After that stopping point, Part III goes on to teach you some other methods of classification (Decision Trees, Support Vector Classifiers, Logistic Regression, and several flavors of Discriminant Analysis) and regression (Support Vector Regression, Piecewise Constant Regression, Regression Trees). Chapter 10 talks about feature engineering, which is a fancy name for some techniques used to add, delete, combine and transform the features being considered in the learning system, including scaling, discretization and categorical coding. Chapter 11 closes part III showing a few way you can use to find out the best hyper-parameters (like the
k in k-Nearest Neighbors) for your models, so that you don’t have to guess them and don’t take the risk of creating a learning system that is unnecessarily inaccurate or too complex. It also shows how to use pipelines to streamline learning tasks that are composed from multiple steps.
The remaining four chapters in the book (Part IV) cover more advanced or more complex techniques, like combining learners (Voting Ensembles, Random Forests, and Boosting), feature selection, feature construction with kernels and Principal Component Analysis (PCA).
Chapter 14 is particularly interesting because it covers some of the ways to perform feature engineering in some specific domains, like when dealing with text or images. Here you will also learn about clustering, with is, like PCA, an unsupervised learning technique (unsupervised means that the system learns from data that has not been previously labeled).
The last chapter (ch. 15) gives you some hints on some other important, but also advanced, topics that you might be interested, like optimization, SVM, linear and logistic regression from raw materials, neural networks and probabilistic graphical models.
What I liked more about this book is the way the author presents each topic, starting with the very basics of the underlying math concepts, often with a fun little story, and then growing all the way up to the higher level machine learning concepts or procedures.
Even if, like myself, you feel that your math classes have long been forgotten, this book will help you to pick at the point you need. For instance, chapter 2 presents probability, distributions, weighted sums, dot products, as well as a refresh on geometry (2D/3D graphs, polynomials). It will help you to be able to read those equations throughout the book. The author was very careful indeed to include simple mathematical formulas just as needed, and always explaining them step by step, bit by bit. So that you don’t need to have studied graduate level linear algebra in order to be able to understand most of the book.

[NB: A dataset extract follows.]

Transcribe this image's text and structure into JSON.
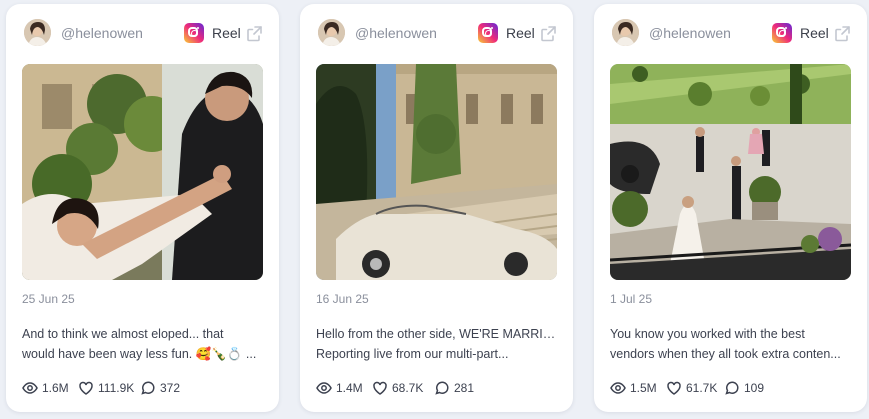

I must confess that at some point I felt like I was back in school, studying little bits of math, but this time just the bits I needed, when I needed them. Oh, boy! I had some great Math teachers back then, but I wish I could have this kind of contextualized and entertaining explanations. Throughout most of the book, there is a playful tone and a well paced flow, that make for a very pleasant reading. Of course, there are some parts that you may still find harder to grasp but, honestly, there’s not much more that could be done in that regard.
Machine learning allows computers to achieve surprising and extraordinary results in many different contexts. The flip side of the coin, however, is that it can be overwhelming, requiring either a huge computational power, or a strong background in Maths, or even both. This book is an amazing guide that shows how machine learning works and makes it very approachable, even for people who don’t have an academic background in Maths. All you need is some basic Python knowledge and a bit of curiosity to get you started through the first few pages.
Disclosure Notice: For this review, I received a free copy of the book from the publisher. I do not personally know the authors or the publishers, and did not receive any other compensation. The link to the publisher is provided as a reference only, I am not endorsing the company or making any profit from it.